This green guy might be what you're picturing when you think about life on Mars, but microbes are the more realistic possibility.

Antonio M. Rosario/Getty Images

Life on Mars?

This simple question has captivated minds for centuries. We still lack a definitive answer, although evidence has continued to mount as spacecraft carry out increasingly sophisticated tests for life processes, past and present, including analyzing Martian soil for traces of water and looking for the release of gases such as carbon dioxide, methane and oxygen that might suggest bacterial life.

It's possible that we need to revisit our idea of Martian life, exchanging egg-headed humanoids for much smaller organisms. Microbes are hardy little buggers, and there's good reason to believe that they could exist below ground. For example, biologists have unearthed bacteria living in Antarctica as well as a species, dormant for 120,000 years and buried 2 miles (3.2 kilometers) below Greenland's ice, that successfully awoke from its frozen slumber and started multiplying [source: Heinrichs].

There's also plenty of evidence that Mars' environment billions of years ago could have supported them. As we discussed, water is a key ingredient for life, and we know that Mars used to be wet. Curiosity rover was dispatched to Gale Crater because it marks a spot where water flowed for a long period. This history is recorded in the layer after layer of sediment that built its central feature, the 3.4-mile- (5.5-kilometer-) high Mount Sharp (aka Aeolis Mons), over billions of years [sources: Drake; Yeager].

Indeed, 10 years into its mission, Opportunity found another spot like Gale Crater where ancient water was not too acidic or salty for cells to flourish.
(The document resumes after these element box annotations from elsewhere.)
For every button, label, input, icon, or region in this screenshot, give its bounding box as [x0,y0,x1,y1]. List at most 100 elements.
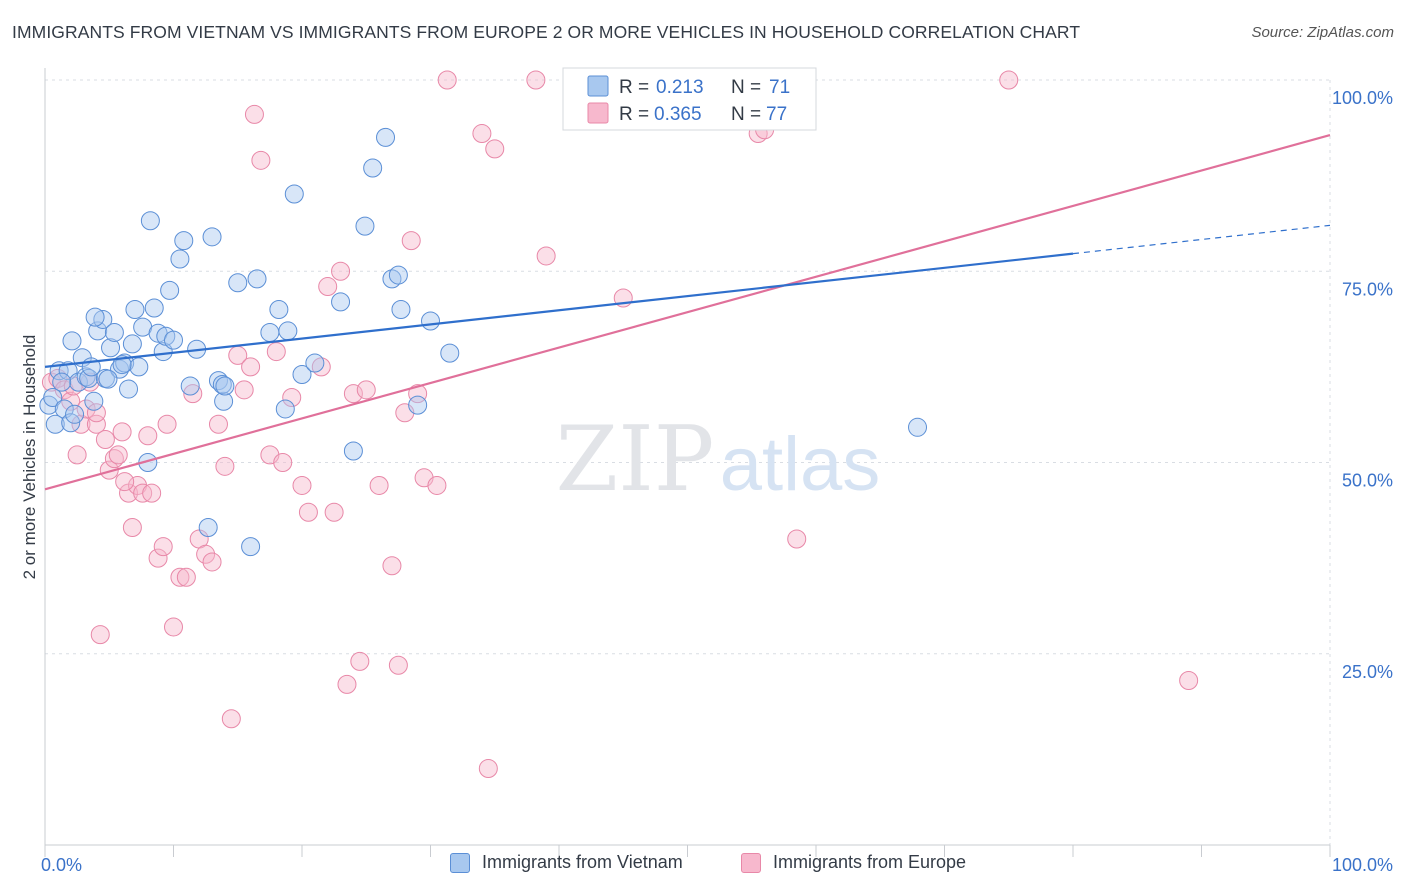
point-vietnam-55 [363,158,383,178]
point-europe-7 [76,399,96,419]
point-vietnam-65 [98,369,118,389]
legend: Immigrants from Vietnam Immigrants from … [0,852,1406,878]
point-europe-20 [138,426,158,446]
point-europe-37 [241,357,261,377]
point-europe-53 [356,380,376,400]
point-europe-54 [369,475,389,495]
watermark-atlas: atlas [720,422,881,507]
point-vietnam-64 [112,355,132,375]
point-europe-74 [86,403,106,423]
point-europe-1 [48,368,68,388]
point-vietnam-49 [284,184,304,204]
point-vietnam-36 [180,376,200,396]
point-europe-13 [104,449,124,469]
stats-legend-europe-swatch [587,102,609,124]
point-vietnam-44 [247,269,267,289]
point-vietnam-62 [440,343,460,363]
point-europe-28 [183,384,203,404]
point-europe-58 [401,231,421,251]
point-europe-76 [408,384,428,404]
stats-legend: R = 0.213 N = 71 R = 0.365 N = 77 [562,67,817,131]
point-vietnam-38 [198,518,218,538]
point-vietnam-39 [202,227,222,247]
stats-legend-europe-r-label: R = [619,104,649,125]
point-vietnam-15 [93,309,113,329]
point-vietnam-56 [376,127,396,147]
point-europe-30 [196,544,216,564]
y-tick-label-0: 25.0% [1342,662,1393,682]
legend-item-vietnam[interactable]: Immigrants from Vietnam [450,852,683,873]
point-europe-61 [437,70,457,90]
point-europe-17 [122,518,142,538]
point-vietnam-58 [388,265,408,285]
point-vietnam-28 [144,298,164,318]
point-europe-31 [202,552,222,572]
point-vietnam-1 [43,387,63,407]
point-europe-42 [273,453,293,472]
series-vietnam-points [39,127,928,557]
trendlines [44,134,1331,491]
point-europe-36 [234,380,254,400]
legend-label-europe: Immigrants from Europe [773,852,967,872]
stats-legend-vietnam-n-value: 71 [769,77,790,98]
point-vietnam-34 [170,249,190,269]
trendline-vietnam [44,252,1074,368]
grid [45,79,1331,845]
point-europe-43 [282,387,302,407]
legend-label-vietnam: Immigrants from Vietnam [482,852,683,872]
point-vietnam-46 [269,300,289,319]
legend-item-europe[interactable]: Immigrants from Europe [741,852,966,873]
point-vietnam-51 [305,353,325,373]
point-europe-34 [221,709,241,729]
point-vietnam-67 [85,307,105,327]
point-europe-47 [318,277,338,297]
point-europe-52 [350,651,370,671]
point-europe-71 [787,529,807,549]
point-vietnam-53 [343,441,363,461]
point-europe-23 [153,537,173,557]
point-vietnam-70 [908,417,928,437]
point-europe-15 [112,422,132,442]
point-europe-64 [485,139,505,159]
point-vietnam-18 [104,322,124,342]
y-tick-label-1: 50.0% [1342,471,1393,491]
point-vietnam-7 [62,331,82,351]
point-vietnam-52 [331,292,351,312]
stats-legend-vietnam-r-label: R = [619,77,649,98]
point-vietnam-45 [260,322,280,342]
point-europe-41 [266,342,286,362]
point-europe-38 [244,104,264,124]
point-europe-48 [324,502,344,522]
point-europe-39 [251,150,271,170]
point-europe-73 [1179,671,1199,691]
point-vietnam-48 [278,321,298,341]
source-label: Source: ZipAtlas.com [1251,24,1394,41]
point-vietnam-2 [45,414,65,434]
trendline-europe [44,134,1331,491]
point-vietnam-42 [228,273,248,293]
stats-legend-europe-r-value: 0.365 [654,104,702,125]
point-europe-62 [472,124,492,144]
point-vietnam-21 [119,379,139,399]
point-vietnam-61 [421,311,440,331]
point-europe-65 [526,70,546,90]
y-tick-label-2: 75.0% [1342,279,1393,299]
axes [44,68,1331,857]
point-vietnam-40 [208,371,228,391]
point-europe-6 [71,414,91,434]
point-vietnam-33 [164,330,183,350]
point-europe-10 [90,625,110,645]
point-europe-60 [427,475,447,495]
chart-title: IMMIGRANTS FROM VIETNAM VS IMMIGRANTS FR… [12,22,1081,42]
point-europe-32 [208,414,228,434]
point-europe-49 [331,261,351,281]
point-vietnam-60 [408,395,428,415]
legend-swatch-europe [741,852,761,873]
x-tick-label-0: 0.0% [41,855,82,875]
point-vietnam-50 [292,365,312,385]
point-europe-45 [298,502,318,522]
trendline-vietnam-extension [1072,224,1331,255]
point-vietnam-35 [174,231,194,251]
point-europe-9 [86,414,106,434]
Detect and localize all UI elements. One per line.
Moreover, although Curiosity's drill has yet to locate the organic carbon compounds that would form life-related amino acids, it has dug up hydrogen, carbon, sulfur, nitrogen, phosphorous and oxygen -- a well-stocked pantry for single-celled organisms, if they did exist. Back on Earth, scientists have found Mars meteorites with internal structures that are consistent with a biological source [sources: Grant; NASA; Rosen].

In short, there's plenty of evidence that Mars was friendly to life long ago, but no smoking gun. Even if there were, we have to ask: Could it still be hanging around somewhere?

One promising sign of life would be the discovery of large amounts of methane in the Martian atmosphere. Scientists had previously detected the gas -- 90-95 percent of which on Earth is produced by microbes -- in Mars' atmosphere. They hypothesized that trapped methane from buried microorganisms might be released during seasonal ground thaws. So far, Curiosity's measurements indicate levels 1/10,000 of those found in Earth's atmosphere -- in other words, bupkes -- but, given more time, there's a slight chance that the rover might observe such a seasonal bloom. Then again, the methane clouds observed by scientists could arise from a natural process, such as the release of methane trapped in ice [sources: Savage; Wayman].